August 26th, 2011 12:02 AM

Imagine this scenario:

A meteor the size of Texas is due to smash directly into New York City in three days and it is much too late to send Bruce Willis up there to save the metropolitan area from Armageddon. You can read all about it in the New York Times...but only on page A17.

Sounds pretty bizarre, right? Well, in reality that is exactly what happened on Thursday in regards to Hurricane Irene coverage. The front pages of both the New York Post and the Daily News were covered with large satellite photos of Hurricane Irene along with big headlines. The New York Times? Hurricane Irene was nowhere to be found on the front page. In fact it wasn't even on the second, third, fourth, or even fifth pages. To find their Hurricane Irene story you had to flip... flip... flip... flip... flip.... all the way to where they hid an article on the subject on page A17.
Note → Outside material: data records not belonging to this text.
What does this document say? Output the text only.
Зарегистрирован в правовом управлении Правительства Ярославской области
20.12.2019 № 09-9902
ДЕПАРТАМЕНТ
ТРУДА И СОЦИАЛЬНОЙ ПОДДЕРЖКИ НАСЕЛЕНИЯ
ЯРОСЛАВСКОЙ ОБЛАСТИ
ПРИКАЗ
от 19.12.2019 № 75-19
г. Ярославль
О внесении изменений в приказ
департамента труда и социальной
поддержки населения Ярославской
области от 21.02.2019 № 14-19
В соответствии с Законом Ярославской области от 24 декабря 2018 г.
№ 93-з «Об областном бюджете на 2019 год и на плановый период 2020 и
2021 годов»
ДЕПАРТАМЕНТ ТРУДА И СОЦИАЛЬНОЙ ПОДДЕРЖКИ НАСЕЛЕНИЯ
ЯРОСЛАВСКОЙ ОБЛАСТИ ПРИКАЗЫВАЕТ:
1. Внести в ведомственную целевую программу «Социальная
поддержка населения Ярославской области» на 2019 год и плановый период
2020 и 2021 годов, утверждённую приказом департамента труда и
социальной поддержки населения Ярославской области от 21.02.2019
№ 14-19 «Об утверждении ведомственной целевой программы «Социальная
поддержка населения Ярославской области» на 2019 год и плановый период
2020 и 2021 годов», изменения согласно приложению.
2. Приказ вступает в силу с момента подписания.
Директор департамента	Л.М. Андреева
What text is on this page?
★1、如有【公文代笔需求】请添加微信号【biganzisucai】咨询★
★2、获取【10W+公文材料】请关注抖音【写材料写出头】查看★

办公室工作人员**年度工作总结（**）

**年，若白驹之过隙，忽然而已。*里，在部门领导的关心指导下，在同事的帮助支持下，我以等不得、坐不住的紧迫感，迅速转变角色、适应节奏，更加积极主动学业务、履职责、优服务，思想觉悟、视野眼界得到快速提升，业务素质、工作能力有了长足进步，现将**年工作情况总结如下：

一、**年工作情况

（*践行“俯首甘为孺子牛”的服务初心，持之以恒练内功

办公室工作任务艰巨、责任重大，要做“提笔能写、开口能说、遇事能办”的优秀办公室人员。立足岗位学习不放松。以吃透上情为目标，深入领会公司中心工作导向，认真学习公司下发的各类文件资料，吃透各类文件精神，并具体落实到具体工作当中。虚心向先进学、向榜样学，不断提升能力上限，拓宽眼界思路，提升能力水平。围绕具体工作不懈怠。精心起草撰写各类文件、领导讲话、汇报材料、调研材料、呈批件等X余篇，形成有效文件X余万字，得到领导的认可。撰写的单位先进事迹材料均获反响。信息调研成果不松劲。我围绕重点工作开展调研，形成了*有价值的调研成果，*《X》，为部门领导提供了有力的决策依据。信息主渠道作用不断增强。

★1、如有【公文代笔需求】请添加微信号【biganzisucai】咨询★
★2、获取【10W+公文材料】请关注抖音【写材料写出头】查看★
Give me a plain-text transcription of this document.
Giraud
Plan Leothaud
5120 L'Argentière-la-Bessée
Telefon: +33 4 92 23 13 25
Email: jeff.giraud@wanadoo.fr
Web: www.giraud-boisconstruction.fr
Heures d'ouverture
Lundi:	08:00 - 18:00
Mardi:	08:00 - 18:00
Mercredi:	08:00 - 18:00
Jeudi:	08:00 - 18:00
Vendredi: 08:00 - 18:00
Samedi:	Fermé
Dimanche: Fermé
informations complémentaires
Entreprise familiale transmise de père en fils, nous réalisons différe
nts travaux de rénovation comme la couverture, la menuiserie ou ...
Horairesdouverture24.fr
Your humble correspondent bought the national edition of the Times cleansed of Hurricane Irene information on the front page which you can see below the fold strictly for laughs.

 

So what stories on the front page rated higher in importance over Page A17 Hurricane Irene according to the New York Times? Well, there was New Numbers, and Geography, for Gay Couples. The weird thing is that even those who bothered to read that article probably couldn't get the non-front-page Hurricane Irene out of their minds. Some excerpts to prove this point starting with the first sentence:

REHOBOTH BEACH, Del. — So much for San Francisco.

Rehoboth Beach? Might not be much of a beach left due to Hurricane Irene. Oops! Sorry for intruding into your all important story which takes precedence over Hurricane Irene. Please continue:

The No. 1-ranked town is Provincetown, Mass., at the tip of Cape Cod.

Where the cone of Irene is projected to pass over. Okay, please return to your vital front page story:

New York is too big to figure prominently in top city rankings for same-sex couples per capita (it was 67th in 2010, Mr. Gates said), but it does rank by county, alongside more the more traditional locations. Manhattan is No. 5, after San Francisco County, Hampshire County, Mass., Monroe County, Fla., and Multnomah County, Ore.

New York? Correct me if I'm wrong but isn't that city due to be hit by the biggest natural catastrophe in about a century in just three days? Eh! It only rates Page A17 coverage in the Times.

Meanwhile, perhaps somebody should pinch Pinch Sulzberger, the New York Times publisher, so he can awake from his deep slumber and get connected with reality.